Prof. Adam Pearson Studies Climate Change Behavior with Global Team

Prof. Adam Pearson

How effective are different messaging styles aimed at boosting climate awareness and action? Is a “doom and gloom” approach best? What about emphasizing scientific consensus on climate change? Or considering the consequences of climate change in one’s region?

Associate Professor of Psychological Science Adam Pearson was recently part of a global team of 250 behavioral scientists who tested a set of strategies on over 59,000 participants in 63 countries—the largest experiment ever conducted on climate change behavior.

The main findings of the experiment were published in Science Advances earlier this month.

“Scientists, journalists, and advocacy groups often emphasize different facets of the problem–the dangers of climate change, its outsized affects on young people, the overwhelming scientific consensus that its human caused. But what works on a global scale? What motivates people around the world to address a global problem like climate change? We don’t actually have an answer to that question,” Pearson says.

“To understand what mobilizes people to address a problem like climate change,” he says, “we really need to move beyond the United States and beyond Western, educated, industrialized, rich and democratic societies.”

The team tested the effects of 11 messages designed to boost people’s climate beliefs and behavior, and the results included many surprises, says Pearson.

Past research has looked at only one or two interventions in isolation, and typically within just one nation–often the United States. This study tested the most promising interventions all at once, and in over 60 different countries, allowing researchers to see what works and for whom.

Some surprising results

The most effective strategy globally was imagining writing a letter to a child one knows today who would receive the letter 25 years later, explaining one’s climate actions today. Similarly effective was imagining oneself in the future writing a letter to one’s current self, asking questions about what actions one took or what one was thinking at the time.
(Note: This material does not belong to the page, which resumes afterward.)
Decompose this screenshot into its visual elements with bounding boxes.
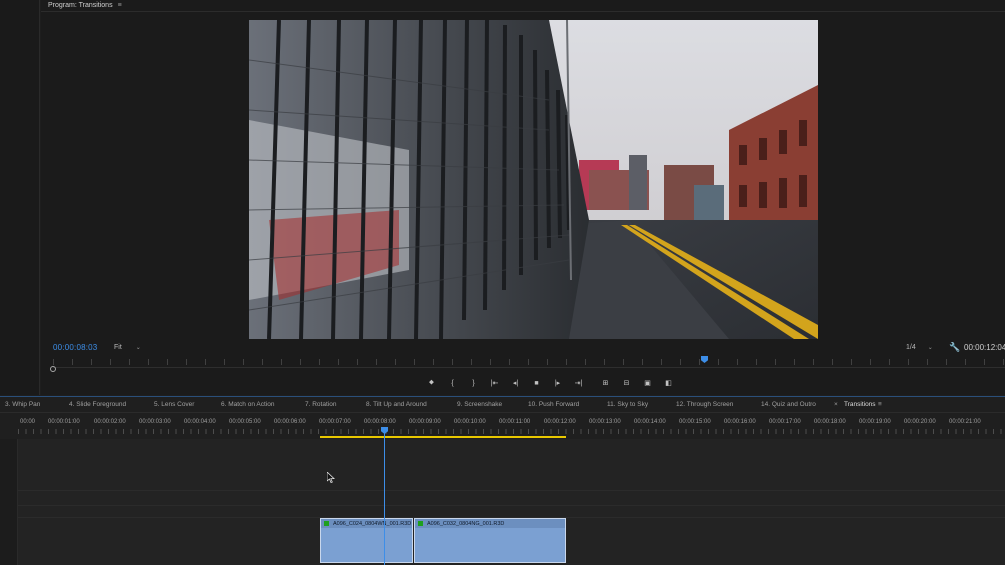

“These messages shrink the timescale of climate change. They remind us that our actions today matter and will impact people we know, in our families and communities,” Pearson said.
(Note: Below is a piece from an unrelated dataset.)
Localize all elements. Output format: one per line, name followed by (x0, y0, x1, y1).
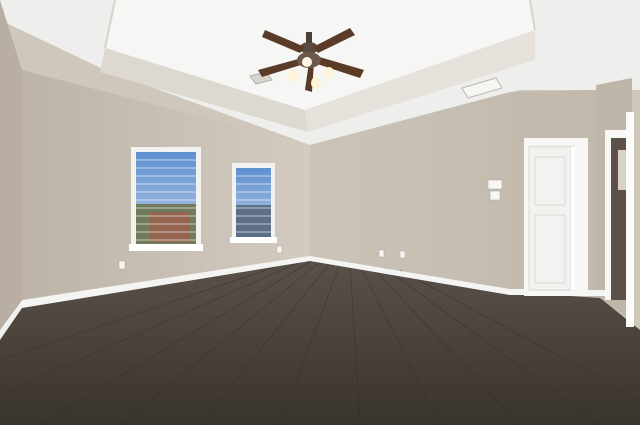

“Doom and gloom” messaging, however, decreased people’s pro-environmental behavior. These stories were highly effective in getting people to share information about climate change on social media but backfired for climate skeptics, reducing their support for a range of climate policies.
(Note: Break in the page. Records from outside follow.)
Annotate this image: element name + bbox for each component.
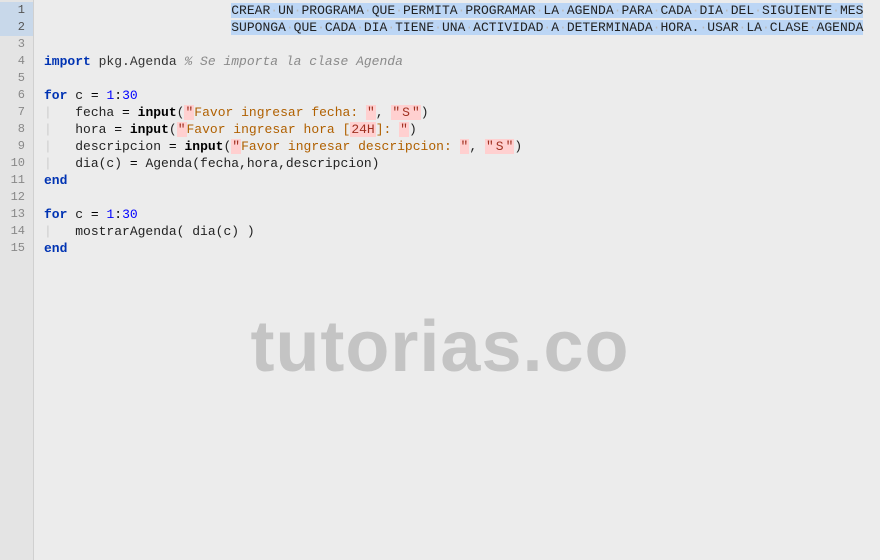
line-number: 4: [0, 53, 33, 70]
line-number: 2: [0, 19, 33, 36]
line-number: 1: [0, 2, 33, 19]
token-selected_ws_text: CREAR·UN·PROGRAMA·QUE·PERMITA·PROGRAMAR·…: [231, 3, 863, 18]
line-number: 15: [0, 240, 33, 257]
code-line[interactable]: for c = 1:30: [44, 87, 880, 104]
token-str-q: ": [505, 139, 515, 154]
token-txt: hora: [75, 122, 114, 137]
line-number: 6: [0, 87, 33, 104]
line-number: 7: [0, 104, 33, 121]
line-number: 9: [0, 138, 33, 155]
code-line[interactable]: end: [44, 240, 880, 257]
code-line[interactable]: | mostrarAgenda( dia(c) ): [44, 223, 880, 240]
token-txt: c: [67, 88, 90, 103]
token-txt: ,: [376, 105, 392, 120]
token-op: =: [130, 156, 138, 171]
token-builtin: input: [184, 139, 223, 154]
token-txt: c: [67, 207, 90, 222]
token-builtin: input: [130, 122, 169, 137]
code-line[interactable]: SUPONGA·QUE·CADA·DIA·TIENE·UNA·ACTIVIDAD…: [44, 19, 880, 36]
code-line[interactable]: end: [44, 172, 880, 189]
token-str: ]:: [376, 122, 399, 137]
line-number: 13: [0, 206, 33, 223]
token-txt: Agenda(fecha,hora,descripcion): [138, 156, 380, 171]
token-str-q: ": [399, 122, 409, 137]
token-txt: (: [169, 122, 177, 137]
code-editor[interactable]: 123456789101112131415 CREAR·UN·PROGRAMA·…: [0, 0, 880, 560]
token-str-lit: S: [401, 105, 411, 120]
token-builtin: input: [138, 105, 177, 120]
code-line[interactable]: [44, 70, 880, 87]
code-line[interactable]: | dia(c) = Agenda(fecha,hora,descripcion…: [44, 155, 880, 172]
token-str-lit: S: [495, 139, 505, 154]
token-txt: [91, 54, 99, 69]
token-selected_ws_text: SUPONGA·QUE·CADA·DIA·TIENE·UNA·ACTIVIDAD…: [231, 20, 863, 35]
token-txt: ): [409, 122, 417, 137]
token-kw: end: [44, 173, 67, 188]
token-str: Favor ingresar hora [: [187, 122, 351, 137]
code-line[interactable]: for c = 1:30: [44, 206, 880, 223]
token-str-q: ": [366, 105, 376, 120]
line-number: 10: [0, 155, 33, 172]
token-str-q: ": [231, 139, 241, 154]
token-txt: mostrarAgenda( dia(c) ): [75, 224, 254, 239]
token-num: 30: [122, 88, 138, 103]
token-op: =: [114, 122, 122, 137]
token-kw: for: [44, 207, 67, 222]
token-txt: fecha: [75, 105, 122, 120]
token-kw: end: [44, 241, 67, 256]
token-num: 30: [122, 207, 138, 222]
code-line[interactable]: CREAR·UN·PROGRAMA·QUE·PERMITA·PROGRAMAR·…: [44, 2, 880, 19]
code-area[interactable]: CREAR·UN·PROGRAMA·QUE·PERMITA·PROGRAMAR·…: [34, 0, 880, 560]
token-str-q: ": [485, 139, 495, 154]
token-txt: ): [514, 139, 522, 154]
token-pkg: pkg.Agenda: [99, 54, 177, 69]
line-number-gutter: 123456789101112131415: [0, 0, 34, 560]
token-str-q: ": [177, 122, 187, 137]
token-str-q: ": [391, 105, 401, 120]
token-str-q: ": [460, 139, 470, 154]
code-line[interactable]: | descripcion = input("Favor ingresar de…: [44, 138, 880, 155]
token-txt: [130, 105, 138, 120]
token-str: Favor ingresar descripcion:: [241, 139, 459, 154]
line-number: 11: [0, 172, 33, 189]
token-str-q: ": [411, 105, 421, 120]
line-number: 8: [0, 121, 33, 138]
token-comment: % Se importa la clase Agenda: [184, 54, 402, 69]
token-op: =: [169, 139, 177, 154]
line-number: 14: [0, 223, 33, 240]
code-line[interactable]: | fecha = input("Favor ingresar fecha: "…: [44, 104, 880, 121]
line-number: 5: [0, 70, 33, 87]
code-line[interactable]: import pkg.Agenda % Se importa la clase …: [44, 53, 880, 70]
token-str: Favor ingresar fecha:: [194, 105, 366, 120]
token-op: =: [122, 105, 130, 120]
token-txt: descripcion: [75, 139, 169, 154]
token-str-lit: 24H: [350, 122, 375, 137]
line-number: 3: [0, 36, 33, 53]
token-op: =: [91, 207, 99, 222]
token-str-q: ": [184, 105, 194, 120]
token-txt: [122, 122, 130, 137]
token-txt: dia(c): [75, 156, 130, 171]
code-line[interactable]: | hora = input("Favor ingresar hora [24H…: [44, 121, 880, 138]
line-number: 12: [0, 189, 33, 206]
token-kw: import: [44, 54, 91, 69]
token-txt: ): [421, 105, 429, 120]
code-line[interactable]: [44, 36, 880, 53]
token-op: :: [114, 88, 122, 103]
token-txt: ,: [469, 139, 485, 154]
token-kw: for: [44, 88, 67, 103]
token-op: :: [114, 207, 122, 222]
token-op: =: [91, 88, 99, 103]
code-line[interactable]: [44, 189, 880, 206]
Perhaps one of the biggest takeaways from the study, not unexpectedly, is that different people respond differently to various climate messages, with responses varying across countries.

To share their findings, the research team created an open-access Webapp, which allows users to see the effects of the strategies along dimensions such as nationality, income level, political ideology, education and gender.

The hope is that tools like these can help practitioners tailor climate messages for different audiences. Pearson also hopes the study will spark additional research and serve as a baseline and starting point for other scholars.

Climate change a problem of two climates

Pearson’s scholarly background is in the study of group dynamics as well as the psychology of inequality. About 10 years ago, he became interested in the social psychological research around climate change. “There’s a growing understanding that human behavior is at the root of this problem,” he says.

“We’ve been increasingly thinking about climate changes not as a problem of one climate but two climates: our physical climate and the social climate of any given area,” Pearson says. “We need to understand how those climates intersect. That’s where behavioral science comes into the equation.”

Pearson was involved in shaping the study in the planning stages as well as drafting the report manuscript. He was especially drawn to the project as a “mega study”—a new class of research projects comparing the effects of many different interventions all at once—as well as a “many labs study” that brought together different research labs in a team approach.

“It’s a big collective action problem,” Pearson says, adding, “and that requires coordination, including among researchers.”